After rebranding itself last year and finishing a transformation into “a significant resource play company,” SM Energy Co. plans to step up development in the Eagle Ford Shale of South Texas and the Bakken-Three Forks formation while it hopes to sell down Eagle Ford assets, secure a joint venture (JV) partner in the Haynesville Shale and exit the Marcellus Shale.

CEO Tony Best told financial analysts in New York that SM Energy had a “breakout year” last year as it further delineated its position in the Eagle Ford, where it has grown its understanding of the dry gas and oil windows. He said SM has secured “significant takeaway capacity” from the play, as well as contracted for drilling and completion services it will need this year and next.

On Monday SM Energy said it had made new long-term service agreements with ETC Texas Pipeline Ltd., a unit of Energy Transfer Partners LP. ETC will gather, transport and process production from the rich gas portion of the company’s Eagle Ford assets. ETC will construct a gathering and transportation pipeline and related facilities, as well as a new processing plant. ETC has committed to provide up to a maximum level of 240,000 MMBtu/d in firm commitment transportation over a 10-year term beginning in 2013.

“We believe that this is a positive development since one of the main concerns in South Texas is the lack of availability of takeaway capacity in light of increased industry activity,” analysts at Canacord Genuity Energy Research said in a note Tuesday. “In our view, this announcement coincides with the company’s accelerated development beginning in late 2012.

“SM Energy is presently one of our best Eagle Ford ideas, and we believe the company is one of the most leveraged and attractively priced producers in the trend.”

This year, “first and foremost our focus is going to be on oil and rich gas projects,” Best told attendees at the the Independent Petroleum Association of America’s Oil & Gas Investment Symposium in New York City Tuesday. Because SM Energy has built up a large drilling inventory, it can allocate capital to the highest-return projects, “and certainly in this environment that’s going to be oil and rich gas,” Best said.
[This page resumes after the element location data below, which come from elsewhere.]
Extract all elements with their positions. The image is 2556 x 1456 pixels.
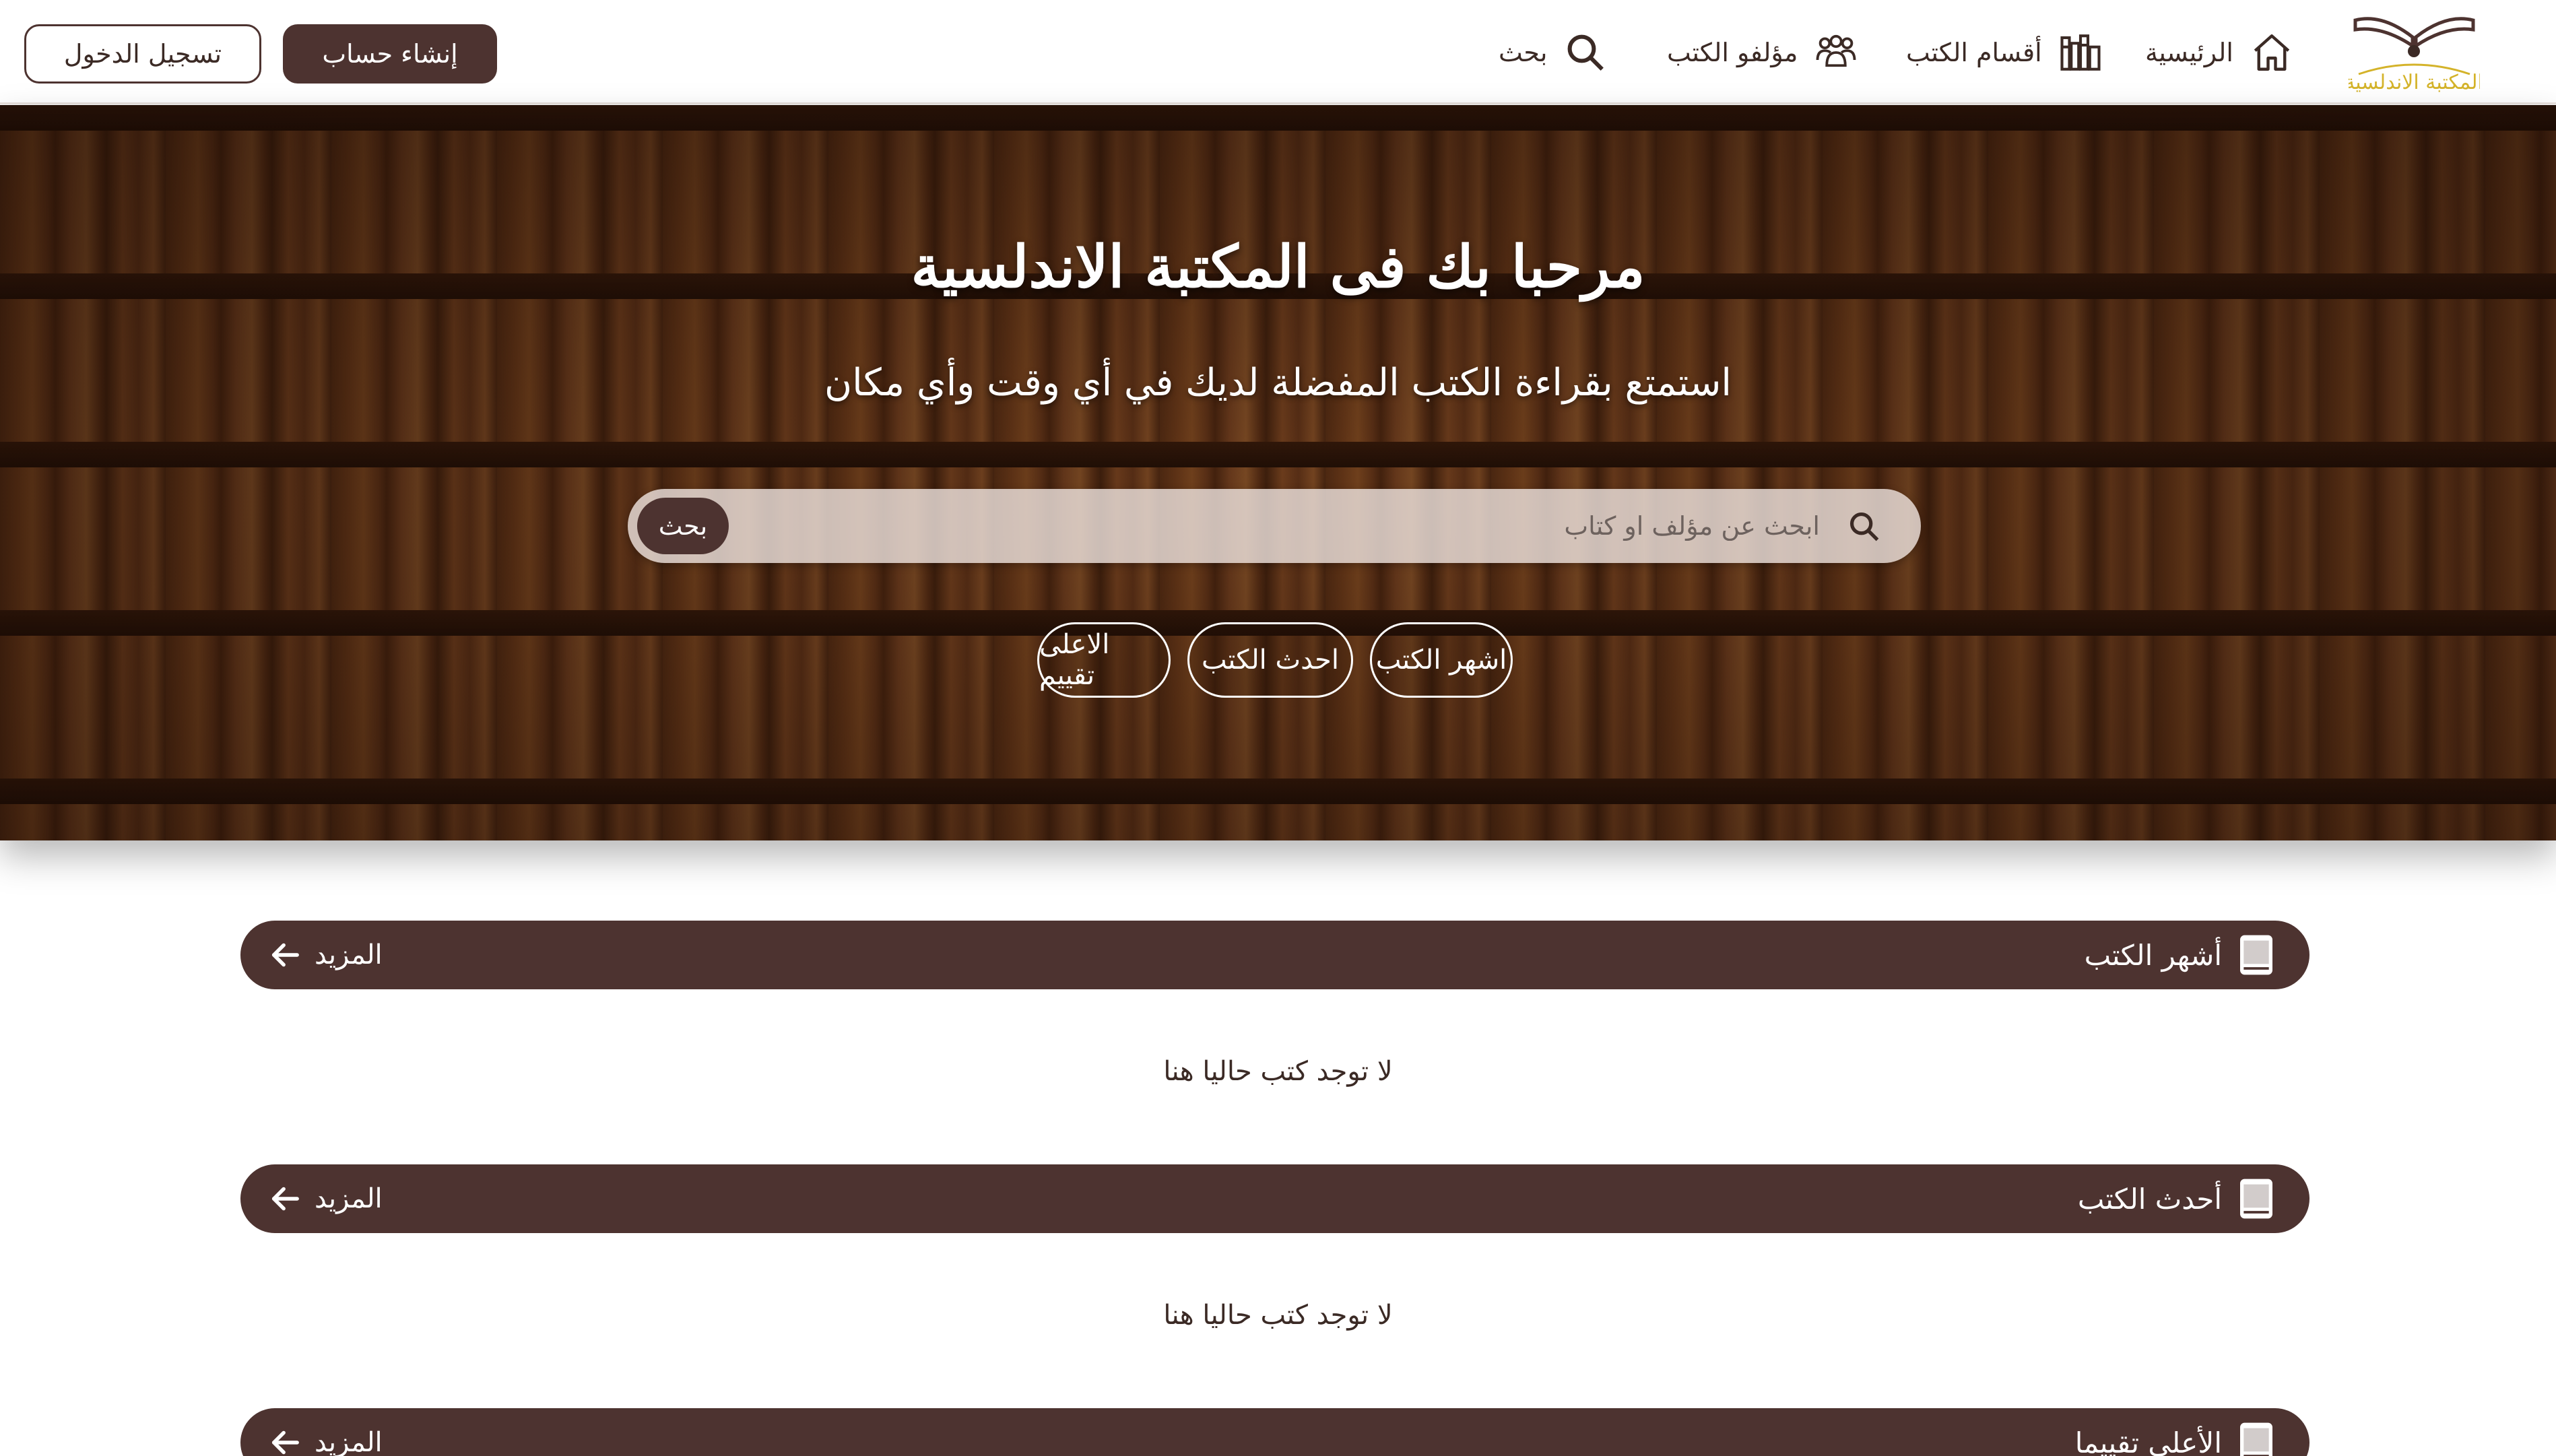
open-book-logo-icon: المكتبة الاندلسية [2345,17,2483,94]
nav-authors-label: مؤلفو الكتب [1667,38,1798,67]
more-label: المزيد [315,1427,383,1456]
book-icon [2240,1179,2272,1219]
arrow-left-icon [271,943,299,967]
section-title: الأعلى تقييما [2075,1408,2276,1456]
more-link[interactable]: المزيد [270,1164,383,1233]
nav-home-label: الرئيسية [2145,38,2233,67]
arrow-left-icon [271,1430,299,1455]
section-title-text: أشهر الكتب [2084,938,2222,972]
section-title: أشهر الكتب [2085,921,2276,989]
search-input[interactable] [749,496,1820,556]
more-label: المزيد [315,1183,383,1214]
hero-subtitle: استمتع بقراءة الكتب المفضلة لديك في أي و… [824,361,1732,405]
filter-newest-books[interactable]: احدث الكتب [1187,622,1353,698]
hero-title: مرحبا بك فى المكتبة الاندلسية [911,233,1645,301]
more-link[interactable]: المزيد [270,1408,383,1456]
section-header-newest: أحدث الكتب المزيد [240,1164,2309,1233]
arrow-left-icon [271,1187,299,1211]
search-icon [1849,512,1879,541]
hero-search-bar: بحث [628,489,1921,563]
more-label: المزيد [315,939,383,970]
hero-overlay [0,105,2556,840]
top-navbar: المكتبة الاندلسية الرئيسية أقسام الكتب م… [0,0,2556,104]
nav-book-sections[interactable]: أقسام الكتب [1906,27,2103,78]
more-link[interactable]: المزيد [270,921,383,989]
search-icon [1568,34,1604,71]
site-logo[interactable]: المكتبة الاندلسية [2345,7,2483,94]
people-group-icon [1816,34,1856,67]
book-icon [2240,935,2272,975]
hero-banner: مرحبا بك فى المكتبة الاندلسية استمتع بقر… [0,105,2556,840]
section-title-text: الأعلى تقييما [2074,1426,2222,1456]
nav-home[interactable]: الرئيسية [2145,27,2294,78]
section-title: أحدث الكتب [2078,1164,2276,1233]
section-header-popular: أشهر الكتب المزيد [240,921,2309,989]
search-submit-button[interactable]: بحث [637,498,729,554]
library-shelf-icon [2060,34,2101,71]
home-icon [2254,34,2290,71]
nav-search[interactable]: بحث [1499,27,1608,78]
nav-authors[interactable]: مؤلفو الكتب [1667,27,1858,78]
section-title-text: أحدث الكتب [2077,1182,2222,1216]
empty-state-text: لا توجد كتب حاليا هنا [1163,1300,1393,1331]
section-header-top-rated: الأعلى تقييما المزيد [240,1408,2309,1456]
svg-text:المكتبة الاندلسية: المكتبة الاندلسية [2349,71,2480,94]
nav-book-sections-label: أقسام الكتب [1906,38,2042,67]
empty-state-text: لا توجد كتب حاليا هنا [1163,1056,1393,1087]
signup-button[interactable]: إنشاء حساب [283,24,497,84]
filter-top-rated[interactable]: الاعلى تقييم [1037,622,1171,698]
book-icon [2240,1422,2272,1456]
nav-search-label: بحث [1499,38,1548,67]
filter-popular-books[interactable]: اشهر الكتب [1370,622,1513,698]
login-button[interactable]: تسجيل الدخول [24,24,261,84]
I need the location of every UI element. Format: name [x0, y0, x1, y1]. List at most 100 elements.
SM Energy is targeting 20% production growth this year, Best said. The company’s capital budget of $1.04 billion is to be funded through cash flow and asset sales. Eighty percent of the budget is focused on drilling with more than 90% of drilling capital to be invested in liquids and rich gas projects, he said. Additionally, more than 85% of capital spending is to be on company-operated properties.

The Eagle Ford will get the lion’s share of spending at 60% of the drilling budget, with Bakken-Three Forks garnering 20% followed by the Granite Wash at 7%. The Permian Basin, the Haynesville Shale and the Niobrara/other oil categories round out the drilling budget of $830 million.

On the transaction front, SM Energy’s data room for its Eagle Ford sale is still open and has been drawing interest, Best said. “It does look a little bit like a United Nations forum,” he said. “We’re please to see that level of interest.” A deal announcement is expected later this year. “We think our timing is good to be out in the market, and we’re anxious to see the results of the data room…”

In the Haynesville Shale SM Energy is discussing JV possibilities that would provide drilling carries in order to hold acreage in the play, Best said. If no deal is struck, SM Energy will continue to drill to hold production itself, he said. While the company’s Haynesville wells have been “very strong…nobody cares too much because it’s gas,” he said.

And in the Marcellus Shale, where the company plans minimal investment this year, SM Energy is looking for opportunities to exit the play. However, absent a compelling agreement the company will maintain its position there, Best said.